The Most Learned Languages in US K-12 Public Schools
According to a 2011 ACTFL report, these are the most commonly studied foreign languages (excluding “Other” category and extinct languages) in US K-12 Public Schools in the 2007-2008 academic year organized by number of enrollments (out of 8,907,201 total).
- Spanish – 6,418,331 enrollments
- French – 1,254,243
- German – 395,019
- Japanese – 72,845
- Chinese – 59,860
- Russian – 12,389
Note that this data specifically excludes English, which is not considered a foreign language in the US, despite there being no official language in the country.
English language learners, which numbered anywhere from 4.2 million-4.4 million students during the ACTFL survey period, would occupy the number two spot in the above list.
The Most Learned Languages in US Higher Education
In the autumn of 2013, the Modern Language Association published a survey titled Enrollments in Languages Other Than English in United States Institutions of Higher Education.
From that data, these are the top 10 most learned non-English languages in US higher education in 2013, organized by number of enrollments (out of 1,562,179 total). Extinct languages (like Latin or Ancient Greek), have not been included.
- Spanish – 790,756 enrollments
- French – 197,757
- ASL – 109,577
- German – 86,700
- Italian – 71,285
- Japanese – 66,740
- Chinese – 61,055
- Arabic – 32,286
- Russian – 21,962
- Portuguese – 12,415
Again, this data excludes English learners.
However, the Institute of International Education (IIE) reports that there were a total of 886,052 international students entering US Higher Education in the 2013-2014 academic year (concurrent to the 2013 MLA data), 847,557 of which were not from a majority native-English-speaking country.
Combined with the data from the MLA survey, we can conclude that English would occupy the number one spot on the above list, displacing Spanish to number two.
A comprehensive survey of language learners across all countries of the world and all living languages does not yet exist.
Until such a survey is conducted, a definitive determination of the most commonly studied languages on the Earth will be out of our reach.

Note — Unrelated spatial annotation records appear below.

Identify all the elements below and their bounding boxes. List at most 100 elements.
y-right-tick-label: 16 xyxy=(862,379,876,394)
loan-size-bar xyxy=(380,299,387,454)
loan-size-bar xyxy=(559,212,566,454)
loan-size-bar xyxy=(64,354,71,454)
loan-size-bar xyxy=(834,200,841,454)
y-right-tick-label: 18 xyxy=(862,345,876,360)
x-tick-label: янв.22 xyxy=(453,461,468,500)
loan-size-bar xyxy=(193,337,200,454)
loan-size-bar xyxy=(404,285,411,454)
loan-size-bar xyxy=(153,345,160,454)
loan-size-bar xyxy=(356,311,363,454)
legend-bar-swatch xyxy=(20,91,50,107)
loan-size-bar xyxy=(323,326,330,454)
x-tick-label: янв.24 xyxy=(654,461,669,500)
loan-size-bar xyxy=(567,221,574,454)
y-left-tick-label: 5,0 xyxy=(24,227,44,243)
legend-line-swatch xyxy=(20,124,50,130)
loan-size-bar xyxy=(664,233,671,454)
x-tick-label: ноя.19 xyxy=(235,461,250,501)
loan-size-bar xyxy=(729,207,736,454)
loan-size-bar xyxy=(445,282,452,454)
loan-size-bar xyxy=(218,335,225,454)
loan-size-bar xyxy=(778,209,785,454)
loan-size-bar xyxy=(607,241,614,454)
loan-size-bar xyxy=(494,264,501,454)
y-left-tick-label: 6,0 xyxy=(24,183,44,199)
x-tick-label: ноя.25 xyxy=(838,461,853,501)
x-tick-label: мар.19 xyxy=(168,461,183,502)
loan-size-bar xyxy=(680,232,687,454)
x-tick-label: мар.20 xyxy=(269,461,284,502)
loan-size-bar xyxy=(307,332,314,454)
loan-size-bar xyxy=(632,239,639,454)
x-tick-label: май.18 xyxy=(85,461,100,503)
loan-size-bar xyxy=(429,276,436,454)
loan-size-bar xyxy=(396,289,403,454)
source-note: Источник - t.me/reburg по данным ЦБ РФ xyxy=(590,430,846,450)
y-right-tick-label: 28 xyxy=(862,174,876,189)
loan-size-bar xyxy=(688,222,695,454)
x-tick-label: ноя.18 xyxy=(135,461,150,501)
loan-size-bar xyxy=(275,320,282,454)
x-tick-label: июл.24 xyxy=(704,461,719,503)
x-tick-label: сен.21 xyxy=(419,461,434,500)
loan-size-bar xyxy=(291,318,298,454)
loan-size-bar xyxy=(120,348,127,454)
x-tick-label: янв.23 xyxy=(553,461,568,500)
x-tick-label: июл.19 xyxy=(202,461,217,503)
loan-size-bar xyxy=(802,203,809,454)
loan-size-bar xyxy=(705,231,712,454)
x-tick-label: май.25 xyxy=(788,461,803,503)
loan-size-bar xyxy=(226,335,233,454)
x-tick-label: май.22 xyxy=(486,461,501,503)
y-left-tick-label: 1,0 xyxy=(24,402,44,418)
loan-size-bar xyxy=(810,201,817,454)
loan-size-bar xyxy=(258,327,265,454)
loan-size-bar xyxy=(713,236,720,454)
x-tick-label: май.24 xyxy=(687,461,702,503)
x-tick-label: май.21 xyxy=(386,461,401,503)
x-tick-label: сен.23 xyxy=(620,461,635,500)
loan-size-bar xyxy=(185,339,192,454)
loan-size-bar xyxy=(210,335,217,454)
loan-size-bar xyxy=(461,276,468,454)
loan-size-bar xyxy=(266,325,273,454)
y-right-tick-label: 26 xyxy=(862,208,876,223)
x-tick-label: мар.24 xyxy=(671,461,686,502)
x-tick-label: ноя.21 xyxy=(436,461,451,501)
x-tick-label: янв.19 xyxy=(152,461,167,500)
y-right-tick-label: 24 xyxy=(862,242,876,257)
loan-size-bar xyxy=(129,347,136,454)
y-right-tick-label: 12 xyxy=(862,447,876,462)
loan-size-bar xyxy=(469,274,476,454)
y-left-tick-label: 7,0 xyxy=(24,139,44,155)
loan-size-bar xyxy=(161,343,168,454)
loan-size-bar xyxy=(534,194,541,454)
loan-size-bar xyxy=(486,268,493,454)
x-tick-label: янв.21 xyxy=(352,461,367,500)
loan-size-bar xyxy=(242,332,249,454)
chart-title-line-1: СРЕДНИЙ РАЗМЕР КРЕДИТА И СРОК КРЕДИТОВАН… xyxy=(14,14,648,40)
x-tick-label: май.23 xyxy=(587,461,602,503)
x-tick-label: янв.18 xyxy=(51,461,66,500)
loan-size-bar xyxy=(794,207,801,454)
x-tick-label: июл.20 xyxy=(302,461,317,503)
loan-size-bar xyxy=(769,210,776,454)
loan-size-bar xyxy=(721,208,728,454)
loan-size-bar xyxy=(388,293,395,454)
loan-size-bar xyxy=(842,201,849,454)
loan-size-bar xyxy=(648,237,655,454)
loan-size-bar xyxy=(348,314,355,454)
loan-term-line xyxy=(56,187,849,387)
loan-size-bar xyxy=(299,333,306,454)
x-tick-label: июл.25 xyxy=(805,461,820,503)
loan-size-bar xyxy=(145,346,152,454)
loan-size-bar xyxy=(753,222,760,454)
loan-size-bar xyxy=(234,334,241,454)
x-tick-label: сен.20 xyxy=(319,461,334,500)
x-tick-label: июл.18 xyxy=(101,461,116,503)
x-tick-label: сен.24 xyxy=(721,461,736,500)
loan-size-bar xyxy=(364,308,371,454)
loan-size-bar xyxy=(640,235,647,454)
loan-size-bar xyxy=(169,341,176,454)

In the meantime, we can use the above data, taken from a variety of international-, national-, and local-level sources, to infer that the most studied languages in the world are as follows:
- French or Spanish
Beyond these, evidence shows that languages like Italian, Portuguese, Russian, Japanese, and Chinese (Mandarin) all enjoy a vast amount of popularity worldwide.
Personal tastes and individual motivations towards a particular language will always differ greatly from one person to the next. Whether you choose a popular language or not, make sure that your ultimate choice of language is meaningful and motivating for you, and you alone. That way, you can ensure that your commitment to language learning is a personal one that will stand the test of time.